In the first place, it seems to me a violent assumption to say
that the jury believed, solely from the Government's question on
cross-examination, that Willie had not testified at the prior
trials, especially since he had already testified in response to a
query from his own counsel on direct examination that he had never
been under oath. Moreover, in opening up the issue of prior trials,
the defense counsel was obviously trying to leave the impression
with the jury that they had not concluded in guilty verdicts. When
he received answers such as "you talk" -- "You just go ahead and
explain" -- "Don't ask me," he repeated the question. And the
government counsel got like answers to his questions: "I don't care
how many occasions," etc. And the answer to the question found
prejudicial was first a "What?" and, upon its repetition, "I am
always the stand." Using the majority's speculative approach, it is
the more likely that the jury thought from those questions that the
previous trials resulted in hung
Page 366 U. S. 26
juries and never speculated upon the nice distinctions the Court
makes as to Willie's demeanor.
* The uncontradicted
evidence was that he was a faker. They needed no inference to so
conclude. Discounting the speculative effects of his own counsel's
question on oaths, and the Government's question on testifying, his
answers themselves might well have led the jury to believe that he
did testify on the previous trials. In any event, a simple
instruction to the jury to consider this trial alone, to strike our
of its minds and give no consideration whatever to any reference to
a former trial or to any event or thing that might or might not
have happened there, would have certainly been sufficient. But
Willie did not ask for this. He wanted "all or none," and the Court
is giving him "all." But, returning to the hypotheses, whether or
not Willie "elected" to feign his testimony was not the question.
The jury's concern was whether he did feign it, and the
uncontradicted testimony was that he did so. Secondly, the only
testimony as to Willie's activity on the very night of the killing
was that of the card player. He stated that Willie "seemed normal
to me." How the jury might infer from the prosecutor's question
that Willie had a mental disease but it was inactive at the time of
the murder is beyond me. Every witness testified to the contrary --
save one psychiatrist -- and even he said that his examination of
Willie was inconclusive. The jury knew it had been five years since
the killing, and that both lay and medical evidence --
uncontradicted -- was that Willie was normal during all that
period. Lastly, as to the disease worsening, that possibility had
no relevancy to the condition in 1953 at the time of the
killing.
Page 366 U. S. 27
I might add that, as I read the Government's brief, it conceded
only that the question asked Willie "was of but negligible
importance to the government's case." The sole issue, it said, was
whether the question was prejudicial. This does not license the
Court to find other and further concessions as to the
Raffel and
Grunewald cases. Nor do I find the
Government contending, in its point that no prejudice resulted from
the question, that "the jury may not even have heard the improper
question." To so state its attitude makes the Government appear
ridiculous.

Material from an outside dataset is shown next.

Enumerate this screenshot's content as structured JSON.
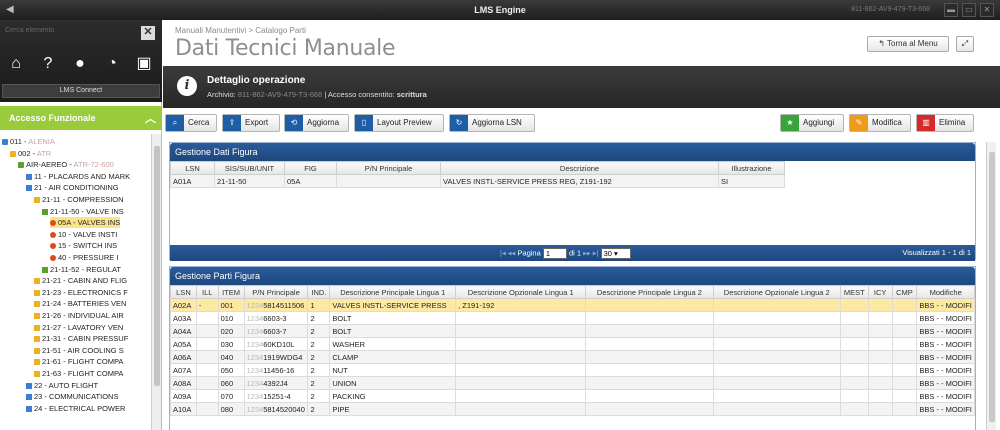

Its true position was that one could not assume, as the
Court does, that "the jury noted and focused attention on a
question given so little emphasis that it was overlooked by the
trial judge." I add that, in the light of the long trial, the
uncontradicted evidence as to Willie's malingering, and the fact
that the question was never mentioned again during the remaining
three days of the trial, the jury did not need, nor as a matter of
relevancy was it able, to go through the mental gymnastics the
Court supposes.
I note that the Court does adopt one point made by the
Government. It says "that it is regrettable when the concurrent
findings of 36 jurors are not sufficient finally to terminate a
case." I, too, agree with that, but, in view of the Court's
approach, I would add that its regret is tempered by its
willingness to indulge in such hypothesizing as to effectively
remove from our law the concept of harmless error in capital
cases.
* If there was any impression relating to Willie's failure to
take the stand in prior trials, it was surely due to the
questioning by his own counsel on the issue of oaths.